アナログの世界は境目がなくシームレスで、デジタルの世界には境目
があるというイメージを持たれている方もあると思います。
でも、皆さんも小さい頃からデジタル的概念を利用しながら生活して
いませんか。例えば待ち合わせは、いつもの場所で10時にしましょう
と言われれば、9時55分〜10時の間に到着する人が多いのではない
でしょうか。中には9時30分には到着していたり10時を過ぎてから
到着する人もいるかもしれませんが、それは、むしろ例外の筈です。
もう少しこの例を引用して、後日、待ち合わせ場所には何時に行った
のか尋ねられたときに、10時と答える人も多いと思います。
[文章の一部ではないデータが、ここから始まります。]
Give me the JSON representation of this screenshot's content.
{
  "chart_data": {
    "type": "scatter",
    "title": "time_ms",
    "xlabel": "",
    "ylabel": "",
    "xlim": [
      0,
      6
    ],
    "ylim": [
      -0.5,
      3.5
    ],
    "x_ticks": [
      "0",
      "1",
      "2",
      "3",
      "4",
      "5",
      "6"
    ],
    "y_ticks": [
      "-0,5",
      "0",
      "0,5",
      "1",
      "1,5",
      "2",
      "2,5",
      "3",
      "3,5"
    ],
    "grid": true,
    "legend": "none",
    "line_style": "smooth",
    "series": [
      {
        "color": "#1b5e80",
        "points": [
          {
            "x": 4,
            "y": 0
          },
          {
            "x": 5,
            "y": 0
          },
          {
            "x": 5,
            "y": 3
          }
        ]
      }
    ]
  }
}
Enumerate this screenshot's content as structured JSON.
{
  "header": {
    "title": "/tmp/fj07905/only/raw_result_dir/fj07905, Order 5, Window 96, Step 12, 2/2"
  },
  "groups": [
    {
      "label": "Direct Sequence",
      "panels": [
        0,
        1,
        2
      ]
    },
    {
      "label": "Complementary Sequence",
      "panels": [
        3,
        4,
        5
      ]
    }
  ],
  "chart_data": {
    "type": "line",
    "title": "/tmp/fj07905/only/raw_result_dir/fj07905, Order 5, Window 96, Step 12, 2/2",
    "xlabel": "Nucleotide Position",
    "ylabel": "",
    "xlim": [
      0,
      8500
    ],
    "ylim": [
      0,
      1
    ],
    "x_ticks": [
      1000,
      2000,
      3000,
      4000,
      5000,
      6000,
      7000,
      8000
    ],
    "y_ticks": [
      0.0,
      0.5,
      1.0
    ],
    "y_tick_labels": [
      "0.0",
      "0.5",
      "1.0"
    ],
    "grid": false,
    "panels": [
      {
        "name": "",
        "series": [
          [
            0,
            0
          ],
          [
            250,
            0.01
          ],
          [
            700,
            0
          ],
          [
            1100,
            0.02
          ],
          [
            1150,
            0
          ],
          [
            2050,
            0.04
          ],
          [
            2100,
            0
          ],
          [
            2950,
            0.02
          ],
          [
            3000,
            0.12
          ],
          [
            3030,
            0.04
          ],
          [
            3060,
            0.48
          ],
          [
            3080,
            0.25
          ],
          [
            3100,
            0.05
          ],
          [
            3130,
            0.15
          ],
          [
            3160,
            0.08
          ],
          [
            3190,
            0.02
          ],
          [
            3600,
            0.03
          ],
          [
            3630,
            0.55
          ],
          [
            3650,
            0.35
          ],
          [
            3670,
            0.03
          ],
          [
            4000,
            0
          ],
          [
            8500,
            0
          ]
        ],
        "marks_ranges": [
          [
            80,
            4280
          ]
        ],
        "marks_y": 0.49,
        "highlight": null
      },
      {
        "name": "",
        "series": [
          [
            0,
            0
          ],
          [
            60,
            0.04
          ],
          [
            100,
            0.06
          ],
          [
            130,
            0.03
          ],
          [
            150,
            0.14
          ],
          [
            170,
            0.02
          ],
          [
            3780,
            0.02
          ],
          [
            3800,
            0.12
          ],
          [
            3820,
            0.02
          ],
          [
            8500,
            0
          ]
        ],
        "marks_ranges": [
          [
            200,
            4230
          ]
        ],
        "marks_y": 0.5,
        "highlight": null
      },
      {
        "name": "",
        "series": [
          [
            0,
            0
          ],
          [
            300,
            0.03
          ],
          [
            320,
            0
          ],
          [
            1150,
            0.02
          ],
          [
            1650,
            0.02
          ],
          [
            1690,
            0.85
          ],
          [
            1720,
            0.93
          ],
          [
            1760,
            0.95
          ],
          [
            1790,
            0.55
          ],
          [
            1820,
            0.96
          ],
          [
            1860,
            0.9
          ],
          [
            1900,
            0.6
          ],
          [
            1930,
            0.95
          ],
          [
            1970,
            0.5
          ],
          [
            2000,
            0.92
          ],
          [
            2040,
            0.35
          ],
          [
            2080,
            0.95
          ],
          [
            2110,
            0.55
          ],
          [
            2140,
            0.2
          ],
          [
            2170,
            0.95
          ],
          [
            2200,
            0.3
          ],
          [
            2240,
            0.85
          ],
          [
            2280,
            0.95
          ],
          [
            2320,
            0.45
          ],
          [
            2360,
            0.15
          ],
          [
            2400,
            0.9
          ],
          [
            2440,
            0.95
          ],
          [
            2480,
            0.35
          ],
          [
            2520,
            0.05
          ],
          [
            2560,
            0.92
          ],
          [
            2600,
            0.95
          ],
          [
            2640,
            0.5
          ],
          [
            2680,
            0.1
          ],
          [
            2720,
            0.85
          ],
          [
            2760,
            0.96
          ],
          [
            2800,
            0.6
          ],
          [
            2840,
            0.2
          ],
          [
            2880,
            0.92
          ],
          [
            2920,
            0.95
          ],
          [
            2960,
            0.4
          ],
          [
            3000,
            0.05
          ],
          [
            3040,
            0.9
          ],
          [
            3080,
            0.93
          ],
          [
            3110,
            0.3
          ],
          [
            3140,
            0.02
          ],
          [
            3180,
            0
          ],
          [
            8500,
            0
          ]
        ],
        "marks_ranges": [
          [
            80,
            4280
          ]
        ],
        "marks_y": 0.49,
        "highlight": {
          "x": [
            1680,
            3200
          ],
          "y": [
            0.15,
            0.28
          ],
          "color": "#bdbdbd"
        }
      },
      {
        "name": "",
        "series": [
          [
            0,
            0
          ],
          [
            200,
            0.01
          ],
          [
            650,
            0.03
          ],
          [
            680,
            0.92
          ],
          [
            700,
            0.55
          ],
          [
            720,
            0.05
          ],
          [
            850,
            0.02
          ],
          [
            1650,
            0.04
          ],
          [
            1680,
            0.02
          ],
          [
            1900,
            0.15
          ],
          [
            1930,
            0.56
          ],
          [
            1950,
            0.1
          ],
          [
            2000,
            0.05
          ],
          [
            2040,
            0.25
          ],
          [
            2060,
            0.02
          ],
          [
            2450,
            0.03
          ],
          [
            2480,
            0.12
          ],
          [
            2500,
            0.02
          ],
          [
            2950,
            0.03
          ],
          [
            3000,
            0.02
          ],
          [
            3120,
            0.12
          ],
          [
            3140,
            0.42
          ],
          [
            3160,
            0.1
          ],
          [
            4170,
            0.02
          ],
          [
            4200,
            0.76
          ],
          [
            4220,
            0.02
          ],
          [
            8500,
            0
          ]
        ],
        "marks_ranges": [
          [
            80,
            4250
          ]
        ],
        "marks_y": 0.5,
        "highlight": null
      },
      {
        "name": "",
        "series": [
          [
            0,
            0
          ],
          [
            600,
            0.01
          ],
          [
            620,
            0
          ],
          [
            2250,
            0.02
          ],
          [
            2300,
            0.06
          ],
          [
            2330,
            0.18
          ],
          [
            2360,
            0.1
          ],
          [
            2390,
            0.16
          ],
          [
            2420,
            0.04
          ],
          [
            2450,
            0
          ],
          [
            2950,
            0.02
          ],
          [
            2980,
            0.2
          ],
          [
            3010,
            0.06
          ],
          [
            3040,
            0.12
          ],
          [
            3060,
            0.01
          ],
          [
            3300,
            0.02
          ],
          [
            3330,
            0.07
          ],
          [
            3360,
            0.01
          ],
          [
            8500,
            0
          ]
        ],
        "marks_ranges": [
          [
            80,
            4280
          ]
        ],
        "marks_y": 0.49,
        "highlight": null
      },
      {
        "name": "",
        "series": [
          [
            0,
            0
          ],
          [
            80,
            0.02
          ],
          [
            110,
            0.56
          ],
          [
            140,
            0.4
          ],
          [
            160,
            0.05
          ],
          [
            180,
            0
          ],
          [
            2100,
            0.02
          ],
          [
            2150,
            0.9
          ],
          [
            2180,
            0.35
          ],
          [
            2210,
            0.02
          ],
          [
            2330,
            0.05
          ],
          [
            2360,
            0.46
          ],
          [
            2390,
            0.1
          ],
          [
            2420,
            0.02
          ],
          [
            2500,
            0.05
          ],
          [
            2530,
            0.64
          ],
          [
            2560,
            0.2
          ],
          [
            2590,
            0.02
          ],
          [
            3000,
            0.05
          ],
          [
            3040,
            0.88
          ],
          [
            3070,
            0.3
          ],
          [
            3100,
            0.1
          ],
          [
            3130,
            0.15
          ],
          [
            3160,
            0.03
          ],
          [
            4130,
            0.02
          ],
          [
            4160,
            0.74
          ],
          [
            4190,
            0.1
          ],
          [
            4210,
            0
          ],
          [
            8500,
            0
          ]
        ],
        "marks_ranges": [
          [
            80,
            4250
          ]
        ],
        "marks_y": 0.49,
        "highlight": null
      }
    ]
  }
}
9時58
分23秒のように答える人は、まず、いないでしょう。これもデジタル
化です。
この例で示したいことは、10時に待ち合わせという言葉に対する人
の感覚にはある程度の誤差はあっても、それを全て10時としていると
いうことであり、これがデジタル化なのです。デジタル化とは多少の違
いはあっても同じ値として扱うことです。少しはデジタルの便利さを実
感して頂けたでしょうか?
もちろんアナログにはアナログにしかない良さもあり、TPOにより
アナログとデジタルは使い分ける必要があります。
「多少の違いはあっても同じ値として扱うこと」がデジタル化です。
その方が都合がよいことがあるからデジタル化する訳ですが、ここから
はアナログよりもデジタルの方がよい点を示してみたいと思います。
尚、ここでは概念だけを説明しますので、デジタル化のどこが良いの
か理解できないかもしれません。しかし、この後も読んでもらえれば、
デジタル化の良さが少しはわかると思います。
ここからは更にデジタルの世界に入っていきます。普段の生活とは違
う世界に入っていくので、少し考え方を変えなくてはいけなくなります。
「多少の違いはあっても同じ値として扱う」という概念に馴染んでいく
ようにして下さい。
究極のデジタル量は有と無で表すことができます。例えば、コップに
水が入っているか入っていないかを有無で表すとします。コップの底に
水滴が少しくらい残っていても、コップに水が入っているか尋ねられた
ときに、一瞥して(一目見て)入っていないと答える人の方が多いでし
ょう。逆に、コップの上の方に少し空きがあっても、水が入っていると
答える人の方が多いと思います。
この少しくらいの違いは、有るか無いかに影響を与えないという性質
を使うことで得られるのがデジタル化したときの利点です。
デジタル値はノイズがあっても正しく認識でき、また、復元すること
もできます。
ノイズがあっても正しく認識できるとは、何かの拍子で状態が変化し
ても、元の状態を認識できるという意味です。
例えば水が入ったコップを運ぶ途中で水をこぼしたり、その後、雨に
降られて少しコップの水が増えたときに、アナログの世界では、元の水
の量が分からなくなったと考えます。しかし、デジタルの世界ではコッ
プの水の量が半分よりも少なければ元々コップに水が入ってなかったと
認識し、半分よりも多ければ元々コップに水が入っていたと認識するこ
とで元の状態を認識します。
復元できるとは状態が変化しても元の状態に戻せるという意味です。
水が入ったコップを外に放置しておいて、日照りだったり雨が降ったり
して水の量が変わったときに、アナログの世界では元の量がわからない
ので今の状態が元の状態に最も近いと考えます。しかしデジタルの世界
では水の量がコップの半分よりも少なければ水を全て捨てて水が入って
いない状態にし、逆に半分よりも多ければコップの水をいっぱいにする
ことで水が入った状態にできるため、コップに水が入っていない状態も
入っている状態も復元できると考えます。
これを読んで、水の量が誤って伝達されているとか、全然復元できて
いないとか思われるかもしれません。しかし、アナログの概念では情報
の真値が失われる場合でも、デジタル化することで情報の一部でも正確
に残せれば十分な意味があるのです。このことは追って説明します。
もちろん、もしアナログ量を変化させることなく伝達できたり保存で
きるならば、それはデジタル化するよりも素晴らしいことに違いはあり
ません。しかし、現実には不可能であると考えられています。